Tom Conti and Kate Capshaw costar in an HBO movie based on the Louis L’Amour novel.
Sam Elliott stands tall and shoots straight in The Quick and the Dead, a 1987 HBO-produced western based on Louis L’Amour’s novel of the same title. (No, this movie has nothing to do with that other The Quick and the Dead, the 1995 western starring Sharon Stone.) It’s available for rental or purchase on Amazon Prime, Google Play and YouTube.
Elliott, a lean and leathery actor who was born to wear buckskin, is perfectly cast as Con Vallian — what a name! — a taciturn, steely-eyed stranger who comes to the aid of would-be homesteaders in the wild Wyoming Territory of 1876. Tom Conti, who neither disguises nor explains his Scottish burr, plays Duncan McKaskel, a mild-mannered Civil War veteran who no longer has a stomach for violence, and Kate Capshaw is Susanna McKaskel, Duncan’s wife, a loving and lovely woman who can't quite repress her growing attraction to Con.
The McKaskels, traveling in a covered wagon stuffed with fancy furniture, are real greenhorns — when they stop for lunch, they spruce up their table with a lace tablecloth. Naturally, they need Con’s help to survive in the wilderness.
The story begins in a tumbledown town where the McKaskels and their son, Tom (Kenny Morrison), make the acquaintance of a slimy varmint named Doc Shabitt (Matt Clark). Doc takes a look at the McKaskels’ horses, and avarice fills his heart. Red (Jerry Potter), a member of Shabit’s gang, takes a look at Mrs. McKaskel, and he, too, is excited. “It's been a long time,” Red notes, “since I had me a woman I could smell something of besides garlic and sweat.”
Things look bad — for the horses as well as for Mrs. McKaskel — until Con steps in. “If you gotta shoot,” he warns Duncan, “shoot to kill. Wounds won't impress 'em — they’ve all been shot before.”
Duncan feels he has seen enough of death to last him a lifetime. Still, he picks up a gun once again, if only to defend his wife, his son — and, of course, his horses. But he must rely on Con’s help during a face-off with Doc Shabitt. And he must continue relying on Con as Doc and assorted other galoots pursue the McKaskel clan across some very picturesque countryside.

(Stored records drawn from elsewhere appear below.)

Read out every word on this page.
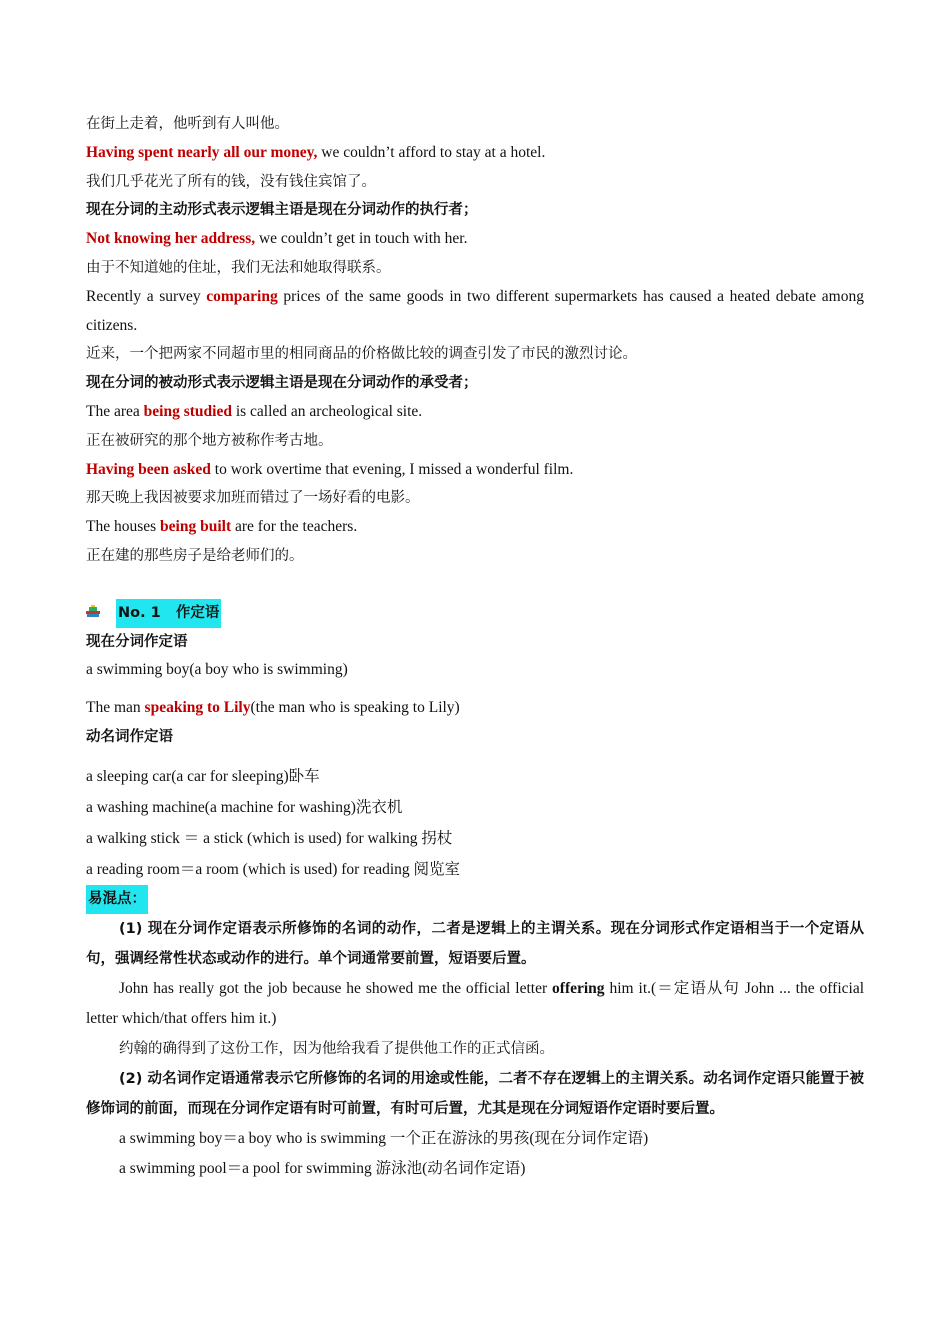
在街上走着，他听到有人叫他。
Having spent nearly all our money, we couldn’t afford to stay at a hotel.
我们几乎花光了所有的钱，没有钱住宾馆了。
现在分词的主动形式表示逻辑主语是现在分词动作的执行者；
Not knowing her address, we couldn’t get in touch with her.
由于不知道她的住址，我们无法和她取得联系。
Recently a survey comparing prices of the same goods in two different supermarkets has caused a heated debate among citizens.
近来，一个把两家不同超市里的相同商品的价格做比较的调查引发了市民的激烈讨论。
现在分词的被动形式表示逻辑主语是现在分词动作的承受者；
The area being studied is called an archeological site.
正在被研究的那个地方被称作考古地。
Having been asked to work overtime that evening, I missed a wonderful film.
那天晚上我因被要求加班而错过了一场好看的电影。
The houses being built are for the teachers.
正在建的那些房子是给老师们的。
No. 1   作定语
现在分词作定语
a swimming boy(a boy who is swimming)
The man speaking to Lily(the man who is speaking to Lily)
动名词作定语
a sleeping car(a car for sleeping)卧车
a washing machine(a machine for washing)洗衣机
a walking stick ＝ a stick (which is used) for walking 拐杖
a reading room＝a room (which is used) for reading 阅览室
易混点：
(1) 现在分词作定语表示所修饰的名词的动作，二者是逻辑上的主谓关系。现在分词形式作定语相当于一个定语从句，强调经常性状态或动作的进行。单个词通常要前置，短语要后置。
John has really got the job because he showed me the official letter offering him it.(＝定语从句 John ... the official letter which/that offers him it.)
约翰的确得到了这份工作，因为他给我看了提供他工作的正式信函。
(2) 动名词作定语通常表示它所修饰的名词的用途或性能，二者不存在逻辑上的主谓关系。动名词作定语只能置于被修饰词的前面，而现在分词作定语有时可前置，有时可后置，尤其是现在分词短语作定语时要后置。
a swimming boy＝a boy who is swimming 一个正在游泳的男孩(现在分词作定语)
a swimming pool＝a pool for swimming 游泳池(动名词作定语)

The Quick and the Dead doesn't have a lot of surprises up its sleeve, but it does give us characters we come to care about a lot. Elliott dominates most of his scenes with a quietly brooding reserve that frequently explodes into decisive action. But Conti more than holds his own, engagingly playing Duncan as a complex character with unexpected reserves of strength. Capshaw evidences her own fair share of grit, proving that not all western heroines need be helpless damsels in distress. And Matt Clark is one of the sleaziest owlhoots ever to ride the range.
The dialogue is effectively terse and often quite colorful. Scorning Duncan's apparent belief that the meek will inherit the earth, Con snaps: “The meek ain't gonna inherit anything west of Chicago!” Later on, the tables are turned when Duncan must dig a bullet out of Con’s side. To ease the pain, he offers Con a shot of whiskey. But he warns the gunslinger: “It's 190 proof. I use it to clean the rust off my tools.”
That's OK, though: Con drinks it anyway. Because a man’s got to do what a man’s got to do.